Türkiye neden geri kaldı: Kim sorumlu siyasetçi mi sistem mi

Türkiye neden geri kaldı

Türkiye'de Siyasetçi mi sorumlu rejim mi

Türkiye'nin geri kalmasında asıl sorumlu kim, siyasetçi mi rejim mi? 

Cumhurbaşkanlığı Hükümet Sistemi mi tıkandı, yoksa siyasetçilerin vizyonu mu arızalı?
Türkiye neden potansiyelini bir türlü gerçekleştiremiyor?

Türkiye, zengin tarihi, stratejik konumu ve genç nüfusu ile aslında "sahaya 3-0 galip başlayan" bir ülke.
Ama her nasılsa, 90 dakikanın sonunda hep mağlubiyetle ayrılıyoruz.
Kimi zaman hakeme (dış güçler), kimi zaman zemine (coğrafi konum), ama çoğu zaman kendi oyuncularımıza (siyasetçilere ve sistemlere) kızıyoruz.
Peki bu geri kalmışlığın esas sebebi kim? Oyunu oynayanlar mı, oyunun kuralları mı?

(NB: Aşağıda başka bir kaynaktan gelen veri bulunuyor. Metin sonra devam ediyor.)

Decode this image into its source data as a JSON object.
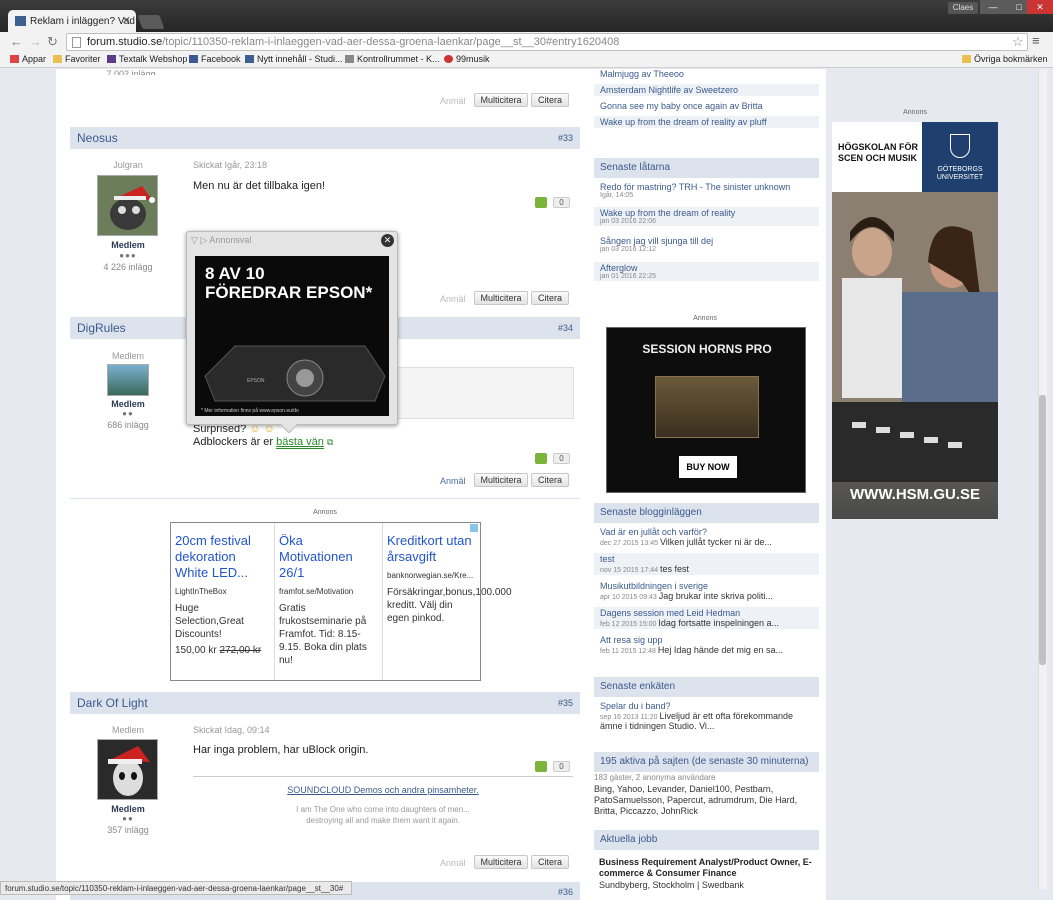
{
  "browser": {
    "tab_title": "Reklam i inläggen? Vad ä",
    "url_host": "forum.studio.se",
    "url_path": "/topic/110350-reklam-i-inlaeggen-vad-aer-dessa-groena-laenkar/page__st__30#entry1620408",
    "user": "Claes",
    "status_url": "forum.studio.se/topic/110350-reklam-i-inlaeggen-vad-aer-dessa-groena-laenkar/page__st__30#"
  },
  "bookmarks": {
    "apps": "Appar",
    "items": [
      "Favoriter",
      "Textalk Webshop",
      "Facebook",
      "Nytt innehåll - Studi...",
      "Kontrollrummet - K...",
      "99musik"
    ],
    "other": "Övriga bokmärken"
  },
  "top_prev": {
    "count": "7 002 inlägg"
  },
  "labels": {
    "anmal": "Anmäl",
    "multicitera": "Multicitera",
    "citera": "Citera",
    "annons": "Annons"
  },
  "posts": [
    {
      "author": "Neosus",
      "num": "#33",
      "title": "Julgran",
      "rank": "Medlem",
      "dots": "●●●",
      "count": "4 226 inlägg",
      "meta": "Skickat Igår, 23:18",
      "text": "Men nu är det tillbaka igen!",
      "score": "0"
    },
    {
      "author": "DigRules",
      "num": "#34",
      "title": "Medlem",
      "rank": "Medlem",
      "dots": "●●",
      "count": "686 inlägg",
      "meta": "",
      "text1": "Surprised?",
      "text2": "Adblockers är er",
      "link": "bästa vän",
      "score": "0"
    },
    {
      "author": "Dark Of Light",
      "num": "#35",
      "title": "Medlem",
      "rank": "Medlem",
      "dots": "●●",
      "count": "357 inlägg",
      "meta": "Skickat Idag, 09:14",
      "text": "Har inga problem, har uBlock origin.",
      "score": "0",
      "sig_link": "SOUNDCLOUD Demos och andra pinsamheter.",
      "sig_text1": "I am The One who come into daughters of men...",
      "sig_text2": "destroying all and make them want it again."
    }
  ],
  "next_post_num": "#36",
  "popup": {
    "title": "Annonsval",
    "headline1": "8 AV 10",
    "headline2": "FÖREDRAR EPSON*",
    "fine": "* Mer information finns på www.epson.eu/do",
    "brand": "EPSON"
  },
  "adsense": [
    {
      "title": "20cm festival dekoration White LED...",
      "domain": "LightInTheBox",
      "desc": "Huge Selection,Great Discounts!",
      "price": "150,00 kr",
      "old": "272,00 kr"
    },
    {
      "title": "Öka Motivationen 26/1",
      "domain": "framfot.se/Motivation",
      "desc": "Gratis frukostseminarie på Framfot. Tid: 8.15-9.15. Boka din plats nu!"
    },
    {
      "title": "Kreditkort utan årsavgift",
      "domain": "banknorwegian.se/Kre...",
      "desc": "Försäkringar,bonus,100.000 kreditt. Välj din egen pinkod."
    }
  ],
  "sidebar": {
    "top_items": [
      "Malmjugg av Theeoo",
      "Amsterdam Nightlife av Sweetzero",
      "Gonna see my baby once again av Britta",
      "Wake up from the dream of reality av pluff"
    ],
    "songs_head": "Senaste låtarna",
    "songs": [
      {
        "t": "Redo för mastring? TRH - The sinister unknown",
        "d": "Igår, 14:05"
      },
      {
        "t": "Wake up from the dream of reality",
        "d": "jan 03 2016 22:06"
      },
      {
        "t": "Sången jag vill sjunga till dej",
        "d": "jan 03 2016 12:12"
      },
      {
        "t": "Afterglow",
        "d": "jan 01 2016 22:25"
      }
    ],
    "ad_title": "SESSION HORNS PRO",
    "ad_btn": "BUY NOW",
    "blog_head": "Senaste blogginläggen",
    "blogs": [
      {
        "t": "Vad är en jullåt och varför?",
        "d": "dec 27 2015 13:45",
        "s": "Vilken jullåt tycker ni är de..."
      },
      {
        "t": "test",
        "d": "nov 15 2015 17:44",
        "s": "tes fest"
      },
      {
        "t": "Musikutbildningen i sverige",
        "d": "apr 10 2015 09:43",
        "s": "Jag brukar inte skriva politi..."
      },
      {
        "t": "Dagens session med Leid Hedman",
        "d": "feb 12 2015 15:00",
        "s": "Idag fortsatte inspelningen a..."
      },
      {
        "t": "Att resa sig upp",
        "d": "feb 11 2015 12:48",
        "s": "Hej Idag hände det mig en sa..."
      }
    ],
    "poll_head": "Senaste enkäten",
    "poll": {
      "t": "Spelar du i band?",
      "d": "sep 16 2013 11:20",
      "s": "Liveljud är ett ofta förekommande ämne i tidningen Studio. Vi..."
    },
    "active_head": "195 aktiva på sajten (de senaste 30 minuterna)",
    "active_sub": "183 gäster, 2 anonyma användare",
    "active_users": "Bing, Yahoo, Levander, Daniel100, Pestbarn, PatoSamuelsson, Papercut, adrumdrum, Die Hard, Britta, Piccazzo, JohnRick",
    "jobs_head": "Aktuella jobb",
    "job_title": "Business Requirement Analyst/Product Owner, E-commerce & Consumer Finance",
    "job_loc": "Sundbyberg, Stockholm | Swedbank"
  },
  "right_ad": {
    "line1": "HÖGSKOLAN FÖR",
    "line2": "SCEN OCH MUSIK",
    "uni1": "GÖTEBORGS",
    "uni2": "UNIVERSITET",
    "url": "WWW.HSM.GU.SE"
  }
}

Türk Tipi Başkanlık: Her Derde Deva Mucize Sistem mi?🧪

2017'de tanıtılan “Türkiye’ye özel” Cumhurbaşkanlığı Hükümet Sistemi, vaat edildiği gibi bir “roket sistemi” olamadı.
Ama bir şeyi başardı:
Freni patlamış kamyon gibi devlet yapısını hızla yokuş aşağı götürdü.
Kararlar hızlı alınıyor ama doğru alınıyor mu? Kurumlar sessiz, Meclis pasif, denetim yok.
Her şey tek elde, ama sorunlar mı hep kol kola.

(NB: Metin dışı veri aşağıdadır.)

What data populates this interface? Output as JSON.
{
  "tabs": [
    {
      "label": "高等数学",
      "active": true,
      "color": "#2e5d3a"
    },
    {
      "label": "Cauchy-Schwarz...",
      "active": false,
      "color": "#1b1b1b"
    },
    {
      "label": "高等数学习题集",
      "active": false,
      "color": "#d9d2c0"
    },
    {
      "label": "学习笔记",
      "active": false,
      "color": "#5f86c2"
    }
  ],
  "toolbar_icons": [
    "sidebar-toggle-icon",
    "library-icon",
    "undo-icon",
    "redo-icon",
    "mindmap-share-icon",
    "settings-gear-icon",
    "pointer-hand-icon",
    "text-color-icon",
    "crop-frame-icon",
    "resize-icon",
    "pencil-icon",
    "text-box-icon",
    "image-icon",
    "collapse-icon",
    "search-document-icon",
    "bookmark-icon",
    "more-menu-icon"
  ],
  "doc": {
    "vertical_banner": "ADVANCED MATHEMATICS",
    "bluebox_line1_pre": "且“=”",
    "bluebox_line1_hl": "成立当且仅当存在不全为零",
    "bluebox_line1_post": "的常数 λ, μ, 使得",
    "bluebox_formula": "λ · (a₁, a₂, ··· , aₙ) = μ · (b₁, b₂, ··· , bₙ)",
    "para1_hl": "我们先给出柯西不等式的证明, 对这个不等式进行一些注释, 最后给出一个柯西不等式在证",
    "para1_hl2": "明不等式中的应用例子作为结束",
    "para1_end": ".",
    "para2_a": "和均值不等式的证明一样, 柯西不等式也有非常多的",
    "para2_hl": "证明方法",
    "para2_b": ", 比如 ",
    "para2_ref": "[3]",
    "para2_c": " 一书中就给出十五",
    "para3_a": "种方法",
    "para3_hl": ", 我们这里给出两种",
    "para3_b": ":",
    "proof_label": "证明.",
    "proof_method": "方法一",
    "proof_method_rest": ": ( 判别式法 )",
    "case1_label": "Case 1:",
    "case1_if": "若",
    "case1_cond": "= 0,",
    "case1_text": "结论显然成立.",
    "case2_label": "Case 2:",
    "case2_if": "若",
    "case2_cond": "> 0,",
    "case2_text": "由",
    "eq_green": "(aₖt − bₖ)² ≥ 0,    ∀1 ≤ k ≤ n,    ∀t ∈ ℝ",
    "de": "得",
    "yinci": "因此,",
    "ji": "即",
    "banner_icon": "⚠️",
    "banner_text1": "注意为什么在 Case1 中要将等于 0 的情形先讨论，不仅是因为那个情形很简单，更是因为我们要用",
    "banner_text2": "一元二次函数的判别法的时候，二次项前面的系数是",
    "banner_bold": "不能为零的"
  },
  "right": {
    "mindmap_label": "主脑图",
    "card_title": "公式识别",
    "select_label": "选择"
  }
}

Siyasetçi Profili: "Sadakat" Var, Liyakat Yok! 📄

Yeni sistemin en iyi performansı, "sadık ama yetersiz" siyasetçileri vitrine çıkarmakta oldu. Koca ülkenin kaderi, bilimden, felsefeden, hatta bazen Türkçeden bihaber kadrolara teslim edildi.
Bakan dediğin eskiden uzman olurdu, şimdi imam hatip çıkışlı ise sorun yok!

Toplum: Sürekli Aynı Hataya Oy Veren Masumlar mı? 🤷‍♂️🗳️

Sistem kötü, siyasetçi yetersiz ama seçmen hep aynı.
Aslında yıllardır izlediğimiz bu “kötü dizi”nin reytingleri hâlâ yüksek.
Oylar mantığa değil, alışkanlığa ve korkuya göre veriliyor.
Düşünen az, o az düşünenin de sesi kısık.

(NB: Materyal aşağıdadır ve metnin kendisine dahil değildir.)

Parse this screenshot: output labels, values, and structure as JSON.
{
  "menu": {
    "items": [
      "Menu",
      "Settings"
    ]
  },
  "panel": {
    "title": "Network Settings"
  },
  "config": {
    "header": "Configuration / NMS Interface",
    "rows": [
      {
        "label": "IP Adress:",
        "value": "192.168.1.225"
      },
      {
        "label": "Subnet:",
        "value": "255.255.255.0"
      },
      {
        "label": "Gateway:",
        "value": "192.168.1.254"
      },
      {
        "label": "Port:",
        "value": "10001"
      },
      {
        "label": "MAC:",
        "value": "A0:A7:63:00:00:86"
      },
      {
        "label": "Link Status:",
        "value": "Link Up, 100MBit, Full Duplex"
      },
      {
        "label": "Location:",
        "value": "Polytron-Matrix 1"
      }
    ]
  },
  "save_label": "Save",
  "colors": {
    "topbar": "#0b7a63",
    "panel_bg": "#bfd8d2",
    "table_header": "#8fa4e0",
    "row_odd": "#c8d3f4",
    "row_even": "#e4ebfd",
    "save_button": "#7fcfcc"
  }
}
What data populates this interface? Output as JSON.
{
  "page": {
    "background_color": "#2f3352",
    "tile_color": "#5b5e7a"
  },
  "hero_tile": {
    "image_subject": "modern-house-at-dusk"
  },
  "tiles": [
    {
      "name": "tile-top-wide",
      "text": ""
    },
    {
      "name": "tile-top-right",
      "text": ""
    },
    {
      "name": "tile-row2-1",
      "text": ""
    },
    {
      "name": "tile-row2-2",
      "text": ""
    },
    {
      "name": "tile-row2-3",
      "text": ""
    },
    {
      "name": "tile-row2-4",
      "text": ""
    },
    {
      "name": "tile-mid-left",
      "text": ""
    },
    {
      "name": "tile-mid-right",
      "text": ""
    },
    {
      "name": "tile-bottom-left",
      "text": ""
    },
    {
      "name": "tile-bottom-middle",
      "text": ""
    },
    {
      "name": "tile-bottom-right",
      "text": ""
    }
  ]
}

Sistem Değişse Ne Olur, Zihniyet Değişmeden? 🔄🧠

Diyelim ki sistem değişti; parlamenter rejime geri döndük.
Peki başa gelenler değişmediğinde ne fark eder?
Yeni sistem, eski kafalarla yönetilmeye devam ederse, değişen sadece makyaj olur, yüz aynıdır.

Sonuç: Araba Kötü, Şoför Daha Kötü! 🚙➡️🕳️

Türkiye’nin geri kalmışlığı tek bir nedenin eseri değil;
Bu, bir sistemli başarısızlık senfonisi.
Siyasi rejim sorunlu, evet.
Ama o rejimi hayata geçiren, onu savunan ve sürdüren siyasetçi profili de en az onun kadar sorunlu.
Sihirli değnek ne sistemde, ne kişide... Değişmesi gereken zihin yapısıdır.
Yoksa rejim değişse bile, Türkiye'nin kaderi hep aynı kalır: "Potansiyeli olan ama asla kullanamayan ülke."

Basın, Bugünkü yandaş ve yalaka basın, halkı manipüle ederek gerçekleri çarpıtıyor, sorgulayan birey yerine itaatkâr bir kitle yaratıyor.
Bu koşullarda zihinsel devrim elbette kolay değil.
Ama imkânsız da değil.
Bunun yolu şu üç temel adımda yatıyor:

1. Alternatif Bilgi Kanallarını Güçlendirmek:

İnternet, sansürlense bile halen bağımsız bloglar, YouTube kanalları, sosyal medya gibi araçlarla gerçekleri ulaştırmanın en güçlü aracı. Herkes bir mikro medya olabilir.
Bu yaşta yazı kaleme alarak ben sorumluluğunu bir ölçüde yerine getiriyorum, lakin ne kadarı okunuyor ne kafarı tasvip görüyor, bilmiyorum, bildiğim birşey varsa, benim elimden geldiğini yaptığımı, çocuklarıma ve benden sonraki nesile kanıtlayarak, bu çürümüşlükte katkımın olmadığını yazdığım makalelerle kanıtlamak.

2. Eğitimle Direniş:

Gerçek devrim, bireyin kafasında başlar. Ezberci eğitim değil; sorgulayan, eleştiren, analiz eden bireyler yetiştirildikçe, yandaş medyanın büyüsü bozulur.
Bu yüzden halk eğitimi ve okuryazarlık projeleri çok kritik.
Bu sistem değişmeli, Türkiye köy enstitülerini yeni ve yeniden devreye sokmalı.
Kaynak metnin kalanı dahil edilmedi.